Dn Jackson Supporting Member of TMP03 Aug 2020 9:58 p.m. PST

It appears the author doesn't know the difference between Cold War and Hot War. Basically propaganda.

Personal logo Legion 4 Supporting Member of TMP04 Aug 2020 7:14 a.m. PST

Sounds about right … Short answer – In a hot war … a whole lot of people die.

Tango0104 Aug 2020 12:09 p.m. PST

Glup!…

Amicalement
Armand

ReallySameSeneffeAsBefore04 Aug 2020 12:26 p.m. PST

I think this crew is pretty upfront about its absolute pacifist/isolationist stance- so definitely a polemic rather than an objective analysis. I expect it will be widely quoted by the Chinese state media though.

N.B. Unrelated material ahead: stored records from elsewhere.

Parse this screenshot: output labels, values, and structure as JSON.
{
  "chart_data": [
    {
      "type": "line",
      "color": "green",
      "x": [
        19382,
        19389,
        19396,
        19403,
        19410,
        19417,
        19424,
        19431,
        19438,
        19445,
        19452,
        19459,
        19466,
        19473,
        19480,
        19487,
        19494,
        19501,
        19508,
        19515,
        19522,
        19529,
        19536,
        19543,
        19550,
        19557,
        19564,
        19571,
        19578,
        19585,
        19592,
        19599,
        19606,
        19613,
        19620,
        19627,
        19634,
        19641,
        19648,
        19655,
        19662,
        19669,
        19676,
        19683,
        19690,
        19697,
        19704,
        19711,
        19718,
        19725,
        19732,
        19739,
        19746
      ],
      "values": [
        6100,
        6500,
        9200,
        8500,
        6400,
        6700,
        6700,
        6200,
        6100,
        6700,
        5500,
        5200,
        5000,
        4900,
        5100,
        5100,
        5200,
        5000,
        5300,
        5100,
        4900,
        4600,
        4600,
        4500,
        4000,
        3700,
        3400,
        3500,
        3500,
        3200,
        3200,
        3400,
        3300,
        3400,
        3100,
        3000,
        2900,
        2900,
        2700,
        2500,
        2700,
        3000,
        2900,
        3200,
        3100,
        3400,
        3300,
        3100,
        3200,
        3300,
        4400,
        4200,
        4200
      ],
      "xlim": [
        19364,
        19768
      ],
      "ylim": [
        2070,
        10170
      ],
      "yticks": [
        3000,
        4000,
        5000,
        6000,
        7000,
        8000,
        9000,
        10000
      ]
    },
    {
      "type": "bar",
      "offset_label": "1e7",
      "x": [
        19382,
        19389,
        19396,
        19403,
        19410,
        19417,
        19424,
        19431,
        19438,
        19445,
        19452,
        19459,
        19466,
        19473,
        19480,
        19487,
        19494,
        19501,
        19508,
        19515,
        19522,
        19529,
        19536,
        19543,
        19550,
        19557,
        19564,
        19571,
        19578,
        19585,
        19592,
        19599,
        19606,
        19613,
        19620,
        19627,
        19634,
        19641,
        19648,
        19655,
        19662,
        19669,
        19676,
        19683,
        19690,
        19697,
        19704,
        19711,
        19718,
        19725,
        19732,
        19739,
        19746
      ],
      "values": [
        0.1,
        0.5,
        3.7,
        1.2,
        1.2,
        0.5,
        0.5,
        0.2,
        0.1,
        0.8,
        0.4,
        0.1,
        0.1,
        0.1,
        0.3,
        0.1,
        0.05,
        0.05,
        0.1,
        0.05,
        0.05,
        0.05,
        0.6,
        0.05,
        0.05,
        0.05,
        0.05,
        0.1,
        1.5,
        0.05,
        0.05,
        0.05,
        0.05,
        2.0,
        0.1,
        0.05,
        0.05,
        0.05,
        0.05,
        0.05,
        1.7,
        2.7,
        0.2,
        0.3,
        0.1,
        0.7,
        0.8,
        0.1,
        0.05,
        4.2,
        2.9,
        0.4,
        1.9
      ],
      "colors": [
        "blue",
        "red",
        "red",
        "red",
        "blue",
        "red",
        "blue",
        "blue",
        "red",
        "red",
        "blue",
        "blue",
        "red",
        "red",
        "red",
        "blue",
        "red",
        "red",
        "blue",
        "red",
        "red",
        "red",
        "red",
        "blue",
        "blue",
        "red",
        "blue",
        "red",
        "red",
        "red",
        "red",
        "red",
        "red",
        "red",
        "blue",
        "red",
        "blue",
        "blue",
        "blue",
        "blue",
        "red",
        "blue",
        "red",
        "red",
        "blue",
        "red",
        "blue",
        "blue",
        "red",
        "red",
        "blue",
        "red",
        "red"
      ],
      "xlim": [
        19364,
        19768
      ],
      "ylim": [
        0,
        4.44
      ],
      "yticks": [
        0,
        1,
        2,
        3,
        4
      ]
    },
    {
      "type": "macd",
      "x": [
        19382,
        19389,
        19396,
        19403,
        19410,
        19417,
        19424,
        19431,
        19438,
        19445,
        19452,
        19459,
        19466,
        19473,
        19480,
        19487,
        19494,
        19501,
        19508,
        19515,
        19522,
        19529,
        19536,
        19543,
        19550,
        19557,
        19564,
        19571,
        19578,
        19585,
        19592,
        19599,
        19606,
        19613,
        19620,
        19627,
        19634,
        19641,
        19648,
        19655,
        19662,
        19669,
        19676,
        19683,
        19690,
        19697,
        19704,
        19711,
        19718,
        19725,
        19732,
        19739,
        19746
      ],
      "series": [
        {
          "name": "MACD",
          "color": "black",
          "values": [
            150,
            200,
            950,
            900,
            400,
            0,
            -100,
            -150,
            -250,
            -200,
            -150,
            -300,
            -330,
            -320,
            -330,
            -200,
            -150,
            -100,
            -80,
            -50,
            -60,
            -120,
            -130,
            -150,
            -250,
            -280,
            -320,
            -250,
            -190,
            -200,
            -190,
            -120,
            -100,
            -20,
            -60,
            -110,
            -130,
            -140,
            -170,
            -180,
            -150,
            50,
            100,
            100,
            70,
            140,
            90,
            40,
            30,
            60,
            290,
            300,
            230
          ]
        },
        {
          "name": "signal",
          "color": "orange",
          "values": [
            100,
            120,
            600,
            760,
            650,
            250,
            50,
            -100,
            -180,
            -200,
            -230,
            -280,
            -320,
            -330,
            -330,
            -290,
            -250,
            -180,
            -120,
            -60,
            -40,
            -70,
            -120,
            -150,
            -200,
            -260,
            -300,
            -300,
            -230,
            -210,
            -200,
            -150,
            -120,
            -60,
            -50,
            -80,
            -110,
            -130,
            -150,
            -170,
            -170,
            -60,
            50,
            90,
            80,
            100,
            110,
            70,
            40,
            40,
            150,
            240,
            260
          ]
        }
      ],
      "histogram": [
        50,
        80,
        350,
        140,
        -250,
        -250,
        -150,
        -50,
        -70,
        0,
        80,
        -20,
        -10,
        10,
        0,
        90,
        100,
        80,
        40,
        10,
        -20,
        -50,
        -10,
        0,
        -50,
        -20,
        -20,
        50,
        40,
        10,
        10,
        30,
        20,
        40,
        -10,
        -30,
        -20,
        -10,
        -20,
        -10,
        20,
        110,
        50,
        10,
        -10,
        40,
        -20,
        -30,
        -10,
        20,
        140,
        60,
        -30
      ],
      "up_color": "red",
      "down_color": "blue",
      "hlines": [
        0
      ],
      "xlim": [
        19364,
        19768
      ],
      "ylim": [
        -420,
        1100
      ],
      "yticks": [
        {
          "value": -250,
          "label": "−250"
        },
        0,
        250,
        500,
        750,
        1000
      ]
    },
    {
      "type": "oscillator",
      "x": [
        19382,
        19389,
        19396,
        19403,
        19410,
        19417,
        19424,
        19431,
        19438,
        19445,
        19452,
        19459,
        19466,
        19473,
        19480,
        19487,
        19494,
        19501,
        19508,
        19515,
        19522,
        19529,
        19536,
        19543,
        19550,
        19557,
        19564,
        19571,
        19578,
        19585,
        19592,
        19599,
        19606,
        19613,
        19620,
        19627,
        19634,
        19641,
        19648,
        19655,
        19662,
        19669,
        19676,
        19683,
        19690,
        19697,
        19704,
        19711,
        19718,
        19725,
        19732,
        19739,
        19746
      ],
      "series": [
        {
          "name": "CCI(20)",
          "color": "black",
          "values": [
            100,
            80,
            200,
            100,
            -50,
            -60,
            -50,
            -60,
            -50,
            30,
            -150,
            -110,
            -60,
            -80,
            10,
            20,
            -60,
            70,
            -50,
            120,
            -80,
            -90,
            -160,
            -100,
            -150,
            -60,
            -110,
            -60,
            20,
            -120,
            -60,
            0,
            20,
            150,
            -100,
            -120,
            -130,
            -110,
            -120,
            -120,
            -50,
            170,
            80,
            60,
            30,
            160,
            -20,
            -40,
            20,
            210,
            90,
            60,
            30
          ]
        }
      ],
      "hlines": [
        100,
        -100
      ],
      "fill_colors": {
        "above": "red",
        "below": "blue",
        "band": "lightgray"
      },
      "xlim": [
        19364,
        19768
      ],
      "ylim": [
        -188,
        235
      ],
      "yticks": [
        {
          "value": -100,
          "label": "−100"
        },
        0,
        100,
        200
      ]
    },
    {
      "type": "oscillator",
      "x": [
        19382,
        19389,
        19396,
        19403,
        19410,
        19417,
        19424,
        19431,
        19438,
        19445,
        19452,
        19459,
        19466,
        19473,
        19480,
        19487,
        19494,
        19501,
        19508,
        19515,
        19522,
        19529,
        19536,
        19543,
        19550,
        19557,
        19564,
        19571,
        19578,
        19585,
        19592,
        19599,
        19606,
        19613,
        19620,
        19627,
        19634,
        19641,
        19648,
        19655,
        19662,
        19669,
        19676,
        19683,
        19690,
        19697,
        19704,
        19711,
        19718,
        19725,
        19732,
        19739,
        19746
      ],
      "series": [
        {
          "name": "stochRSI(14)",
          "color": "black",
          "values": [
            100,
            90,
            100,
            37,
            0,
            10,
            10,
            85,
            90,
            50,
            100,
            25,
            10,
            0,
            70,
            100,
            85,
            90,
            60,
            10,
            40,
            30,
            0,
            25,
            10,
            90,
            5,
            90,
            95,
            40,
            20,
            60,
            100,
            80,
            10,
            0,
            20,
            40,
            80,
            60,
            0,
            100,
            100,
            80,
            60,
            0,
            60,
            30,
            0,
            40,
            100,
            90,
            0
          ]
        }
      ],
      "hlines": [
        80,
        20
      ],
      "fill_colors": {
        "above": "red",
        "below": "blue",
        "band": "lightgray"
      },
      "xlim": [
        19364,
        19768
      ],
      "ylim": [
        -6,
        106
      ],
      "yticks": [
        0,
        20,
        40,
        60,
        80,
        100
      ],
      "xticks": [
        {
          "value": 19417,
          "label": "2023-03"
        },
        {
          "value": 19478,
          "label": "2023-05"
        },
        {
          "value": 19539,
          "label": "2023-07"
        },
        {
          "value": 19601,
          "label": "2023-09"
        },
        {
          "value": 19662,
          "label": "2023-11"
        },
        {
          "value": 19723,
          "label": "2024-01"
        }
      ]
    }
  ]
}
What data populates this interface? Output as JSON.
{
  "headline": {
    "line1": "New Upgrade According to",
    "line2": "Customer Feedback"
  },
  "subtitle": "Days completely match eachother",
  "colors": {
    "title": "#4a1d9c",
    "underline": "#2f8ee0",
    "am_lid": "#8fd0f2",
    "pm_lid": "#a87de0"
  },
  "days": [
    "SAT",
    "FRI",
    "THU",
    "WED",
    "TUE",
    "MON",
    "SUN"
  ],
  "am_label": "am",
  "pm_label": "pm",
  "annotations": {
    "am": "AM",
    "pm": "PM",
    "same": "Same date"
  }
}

15mm and 28mm Fanatik04 Aug 2020 7:09 p.m. PST

The author isn't wrong. A cold war can include wars by proxy that are hot. Both the Korean and Vietnam wars were hot wars ("police actions" my arse) within the context of the cold war between capitalism and communism.

Personal logo Legion 4 Supporting Member of TMP05 Aug 2020 9:02 a.m. PST

Yes both of those wars were by proxy. You could even look at Afghanistan with the US[and Saudis] supporting the Muj vs. the USSR. And now with Putin/Russia supporting the Taliban vs. the West, e.g. – the US, UK, etc.

Or before that the USSR's/Russia's support of many of the Arab Forces in the Mid East & North Africa. Vs. Israel being supported by the US and a few European nations at times. Primarily with arms of all types & sizes.